Есть высказывание:"Никто не может понять чужую боль". 
Но может быть интересно испытать(и исследовать) ту же боль, так сказать, "на собственной шкуре".
Наверное, именно это и имел в виду Эндер.

----------


## Unity

> Кому как. 
> Есть высказывание:"Никто не может понять чужую боль". 
> Но может быть интересно испытать(и исследовать) ту же боль, так сказать, "на собственной шкуре".
> Наверное, именно это и имел в виду Эндер.


 Между тем, далеко не все из нас мазохисты, при всём уважении, сэр. На примере данной своей жизни, я сумела раз и навсегда понять: боль, – это всего лишь симптом болезни, поломки, расстройства, патологии – и всё. Ничего интересного в том, дабы болеть с целью «…Понять» чей-либо Недуг, я не вижу, – это всего лишь Безумие...

----------


## zanuda_ru

> Между тем, далеко не все из нас мазохисты, при всём уважении, сэр. На примере данной своей жизни, я сумела раз и навсегда понять: боль, – это всего лишь симптом болезни, поломки, расстройства, патологии – и всё. Ничего интересного в том, дабы болеть с целью «…Понять» чей-либо Недуг, я не вижу, – это всего лишь Безумие...


 И все-таки на примере "данной своей жизни", то есть на собственном примере. 
Об этом я и толкую. 
Что выводы, сделанные на собственном примере, в целом более эффективные что-ли.
Как говорится: "За одного битого двух небитых дают".

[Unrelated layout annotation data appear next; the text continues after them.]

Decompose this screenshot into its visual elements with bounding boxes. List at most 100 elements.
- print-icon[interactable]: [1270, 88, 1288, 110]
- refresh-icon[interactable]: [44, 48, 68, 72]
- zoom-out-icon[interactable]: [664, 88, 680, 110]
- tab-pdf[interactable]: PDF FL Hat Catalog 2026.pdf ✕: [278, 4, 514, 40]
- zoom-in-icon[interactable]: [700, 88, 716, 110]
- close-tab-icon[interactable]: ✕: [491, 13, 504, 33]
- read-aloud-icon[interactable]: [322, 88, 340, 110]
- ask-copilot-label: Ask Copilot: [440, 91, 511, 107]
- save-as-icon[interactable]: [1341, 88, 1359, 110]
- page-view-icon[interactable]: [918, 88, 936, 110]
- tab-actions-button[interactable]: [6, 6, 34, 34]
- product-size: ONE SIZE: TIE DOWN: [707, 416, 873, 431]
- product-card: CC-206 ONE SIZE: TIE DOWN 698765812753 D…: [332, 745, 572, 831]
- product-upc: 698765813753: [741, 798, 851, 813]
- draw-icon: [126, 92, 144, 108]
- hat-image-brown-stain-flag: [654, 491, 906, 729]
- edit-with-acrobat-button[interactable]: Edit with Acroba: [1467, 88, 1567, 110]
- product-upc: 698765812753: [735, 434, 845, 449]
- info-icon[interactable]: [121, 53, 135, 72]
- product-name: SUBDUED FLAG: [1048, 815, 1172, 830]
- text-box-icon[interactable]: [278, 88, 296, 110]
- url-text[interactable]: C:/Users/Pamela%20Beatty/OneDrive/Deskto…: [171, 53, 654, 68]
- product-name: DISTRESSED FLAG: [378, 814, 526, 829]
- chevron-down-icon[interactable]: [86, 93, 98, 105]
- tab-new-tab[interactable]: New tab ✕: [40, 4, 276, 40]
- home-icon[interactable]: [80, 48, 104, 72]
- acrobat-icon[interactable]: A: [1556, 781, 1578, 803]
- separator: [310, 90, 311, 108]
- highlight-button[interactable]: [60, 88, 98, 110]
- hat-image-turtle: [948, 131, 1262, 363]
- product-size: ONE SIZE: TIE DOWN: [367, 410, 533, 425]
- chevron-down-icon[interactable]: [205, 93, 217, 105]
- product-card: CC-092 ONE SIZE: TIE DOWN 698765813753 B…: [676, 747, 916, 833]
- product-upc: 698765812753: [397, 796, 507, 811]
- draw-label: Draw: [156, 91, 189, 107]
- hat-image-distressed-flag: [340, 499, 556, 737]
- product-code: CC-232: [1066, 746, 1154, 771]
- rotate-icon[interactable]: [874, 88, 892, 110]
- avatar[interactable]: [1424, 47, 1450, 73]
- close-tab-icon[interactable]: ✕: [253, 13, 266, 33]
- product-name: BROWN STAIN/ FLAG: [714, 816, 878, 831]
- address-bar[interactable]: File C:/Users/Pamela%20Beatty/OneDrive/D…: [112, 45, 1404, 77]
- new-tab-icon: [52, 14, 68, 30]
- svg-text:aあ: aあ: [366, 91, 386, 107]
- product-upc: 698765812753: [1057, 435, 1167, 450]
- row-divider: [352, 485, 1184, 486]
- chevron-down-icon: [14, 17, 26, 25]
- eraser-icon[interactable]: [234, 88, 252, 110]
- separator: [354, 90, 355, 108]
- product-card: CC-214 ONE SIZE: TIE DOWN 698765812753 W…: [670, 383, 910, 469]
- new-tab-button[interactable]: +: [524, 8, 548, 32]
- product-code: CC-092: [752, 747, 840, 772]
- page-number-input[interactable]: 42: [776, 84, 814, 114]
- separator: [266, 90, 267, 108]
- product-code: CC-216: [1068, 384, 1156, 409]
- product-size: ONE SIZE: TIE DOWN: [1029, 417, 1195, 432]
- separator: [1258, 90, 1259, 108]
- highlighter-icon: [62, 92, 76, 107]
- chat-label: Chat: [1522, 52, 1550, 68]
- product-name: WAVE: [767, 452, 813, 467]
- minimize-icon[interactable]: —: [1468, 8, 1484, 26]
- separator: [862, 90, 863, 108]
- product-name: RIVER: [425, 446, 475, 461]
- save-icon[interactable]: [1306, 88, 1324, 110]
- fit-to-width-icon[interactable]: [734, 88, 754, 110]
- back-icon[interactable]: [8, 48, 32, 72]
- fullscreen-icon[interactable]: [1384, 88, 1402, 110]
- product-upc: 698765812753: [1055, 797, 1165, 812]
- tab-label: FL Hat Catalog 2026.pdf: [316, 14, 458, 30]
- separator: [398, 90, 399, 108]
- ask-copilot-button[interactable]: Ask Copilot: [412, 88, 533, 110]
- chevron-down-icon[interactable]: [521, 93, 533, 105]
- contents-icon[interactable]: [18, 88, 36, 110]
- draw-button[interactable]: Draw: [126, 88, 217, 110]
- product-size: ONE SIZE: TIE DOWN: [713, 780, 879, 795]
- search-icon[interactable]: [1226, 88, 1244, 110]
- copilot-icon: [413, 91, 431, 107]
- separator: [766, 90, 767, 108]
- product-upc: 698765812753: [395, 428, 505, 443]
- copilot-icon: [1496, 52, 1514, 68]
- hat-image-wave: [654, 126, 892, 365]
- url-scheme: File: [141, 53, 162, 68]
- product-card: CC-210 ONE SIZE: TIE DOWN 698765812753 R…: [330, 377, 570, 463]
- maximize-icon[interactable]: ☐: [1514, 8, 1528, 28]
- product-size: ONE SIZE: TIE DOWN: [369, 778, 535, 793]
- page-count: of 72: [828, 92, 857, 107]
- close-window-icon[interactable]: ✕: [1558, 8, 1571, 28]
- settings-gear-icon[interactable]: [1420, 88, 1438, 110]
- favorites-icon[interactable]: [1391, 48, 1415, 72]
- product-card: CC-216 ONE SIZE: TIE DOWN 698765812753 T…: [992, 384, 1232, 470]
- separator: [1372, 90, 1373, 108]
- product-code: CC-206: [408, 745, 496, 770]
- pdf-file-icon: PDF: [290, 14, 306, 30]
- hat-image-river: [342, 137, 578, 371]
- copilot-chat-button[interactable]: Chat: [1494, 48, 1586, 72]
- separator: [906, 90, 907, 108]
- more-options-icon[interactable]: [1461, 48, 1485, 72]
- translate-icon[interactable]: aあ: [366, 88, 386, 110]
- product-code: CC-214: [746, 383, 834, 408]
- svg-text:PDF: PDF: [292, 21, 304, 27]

Насчет боли, в целом согласен. Нет ничего глупее, чем боль, и анализировать саму боль невозможно.
Однако не испытав самому этой боли разве можно доверять своему суждению ? 
Или верить в сторонние суждения?
В общем,ИМХО, любую истину надо "выстрадать", только тогда она имеет ценность.
И бесполезно навязывать даже выстраданную тобой истину кому-нибудь другому, если он(другой) сам не "выстрадал" нечто подобное. То есть невозможно получить даже от "мудрейшего из мудрейших" истину в готовом виде "на блюдечке с голубой каемочкой". Как-то так.
При этом как-бы "вырисовывается" некий смысл бытия и "страданий". 
Типа обучение(познание) эмпирическое, методом "проб и ошибок".
Хотя есть мнение, что это эмпирическое познание случайно и не имеет ценности.
И опять-же, чтобы это утверждать с полным основанием надо иметь тот-же "жизненный опыт".

P.S.
Речь о "мазохизме"(то есть о получении удовольствия от боли и страданий) здесь не идет. Здесь рассматривается вопрос о возможной "полезности" боли и страданий с точки зрения познания бытия. "Мазохизм" с моей точки зрения(что уже было высказано в другом посте) - это "интерпретация" событий и своего "положения" в самом невыгодном для себя свете("залипание" в негативных эмоциях). Хотя и тут можно поспорить и сказать, что человек "залипает" в этом негативе не по своей воле. Однако, мы предполагаем, что у него достанет воли, чтобы выйти из этого состояния, если он пересмотрит свои взгляды на мир.

----------


## Unity

Подписываюсь буквально под каждым словом... ^_^ 
Познав, что есть боль, – я теперь не могу впредь продолжать свою жизнь, осознавая, что где-то ныне параллельно, on-line, страдает бесчисленное количество иных людей... В бедности, в голоде, в страданиях, боли, инициированной неизлечимыми недугами, – и, что самое страшное – В Неволе любого рода происхождения... Вот почему меня и «скосила» клиническая ангедония, – аз не верую, что все те страдания, царящие в мире, в действительности необходимы для «…Эволюции души»...

----------


## zanuda_ru

> Вот почему меня и «скосила» клиническая ангедония, – аз не верую, что все те страдания, царящие в мире, в действительности необходимы для «…Эволюции души»...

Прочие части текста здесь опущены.